Trauma is so important to the topic of awakening and embodiment. Mostly after an awakening, what makes it so difficult to bring awareness all the way down into the body is unresolved trauma, which is actually stored in the body.

Teachings miss the embodiment topic because they are not trauma-informed. It’s incredibly irresponsible for teachers to be helping people have awakening experiences without educating them, preparing them, and providing support during the embodiment process.
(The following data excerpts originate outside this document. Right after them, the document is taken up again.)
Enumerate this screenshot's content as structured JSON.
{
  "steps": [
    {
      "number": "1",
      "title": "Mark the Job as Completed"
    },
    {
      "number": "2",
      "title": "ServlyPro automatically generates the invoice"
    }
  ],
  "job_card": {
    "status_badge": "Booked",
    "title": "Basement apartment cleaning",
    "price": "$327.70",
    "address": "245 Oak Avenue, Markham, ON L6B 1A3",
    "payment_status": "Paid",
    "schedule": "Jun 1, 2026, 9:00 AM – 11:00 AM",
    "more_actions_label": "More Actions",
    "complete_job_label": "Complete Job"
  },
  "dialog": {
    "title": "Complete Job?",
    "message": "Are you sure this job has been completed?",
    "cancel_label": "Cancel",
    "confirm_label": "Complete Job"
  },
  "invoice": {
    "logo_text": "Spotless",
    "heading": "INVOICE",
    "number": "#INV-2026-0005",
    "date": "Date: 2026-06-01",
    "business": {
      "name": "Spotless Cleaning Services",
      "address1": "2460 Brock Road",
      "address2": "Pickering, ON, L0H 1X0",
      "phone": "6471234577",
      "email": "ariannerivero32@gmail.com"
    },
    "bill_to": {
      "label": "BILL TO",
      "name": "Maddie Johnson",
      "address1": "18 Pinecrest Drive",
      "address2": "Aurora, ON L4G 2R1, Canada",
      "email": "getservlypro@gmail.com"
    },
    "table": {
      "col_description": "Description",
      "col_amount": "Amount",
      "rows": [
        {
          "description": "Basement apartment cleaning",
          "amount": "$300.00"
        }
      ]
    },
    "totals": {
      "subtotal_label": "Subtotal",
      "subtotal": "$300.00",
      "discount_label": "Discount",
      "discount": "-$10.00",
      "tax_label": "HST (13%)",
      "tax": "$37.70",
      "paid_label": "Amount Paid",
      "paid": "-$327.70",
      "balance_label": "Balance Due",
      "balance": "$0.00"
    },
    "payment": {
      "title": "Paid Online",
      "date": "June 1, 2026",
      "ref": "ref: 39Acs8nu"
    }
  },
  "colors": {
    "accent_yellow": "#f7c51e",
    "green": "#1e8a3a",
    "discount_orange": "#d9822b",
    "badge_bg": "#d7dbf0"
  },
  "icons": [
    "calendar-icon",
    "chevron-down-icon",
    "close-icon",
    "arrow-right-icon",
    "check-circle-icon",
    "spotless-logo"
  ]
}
Many spiritual traditions - being detached from the clinical field - continue to this day remaining trauma-ignorant while still denying the embodiment process. It’s worth repeating that trauma is stored in the body. A head awakening where the mind goes quiet often doesn’t heal trauma at all.

Embodiment is needed.

An awakening also often brings trauma to the surface more. Some people actually suffer more after an awakening because they stick with teachers who are ignorant of the connection between embodiment and unresolved trauma.

It’s time for nondual and other spiritual teachers to start becoming trauma-informed and to stop denying the embodiment process. Stop denying science. Science is way ahead of spirituality on this subject. There are a slew of studies that show the connection between trauma and how it negatively shapes an individual’s somatic experience. When there is pain or contraction in someone’s body resulting from unresolved trauma, suggesting that the person rest as awareness or just feel it and let it be can be highly detrimental to them. More skill is needed than simply resorting back to tired, old nondual pointers.

With the Kiloby Inquiries we are constantly evolving our work so that we remain one of the most skillful methodologies for trauma and embodiment.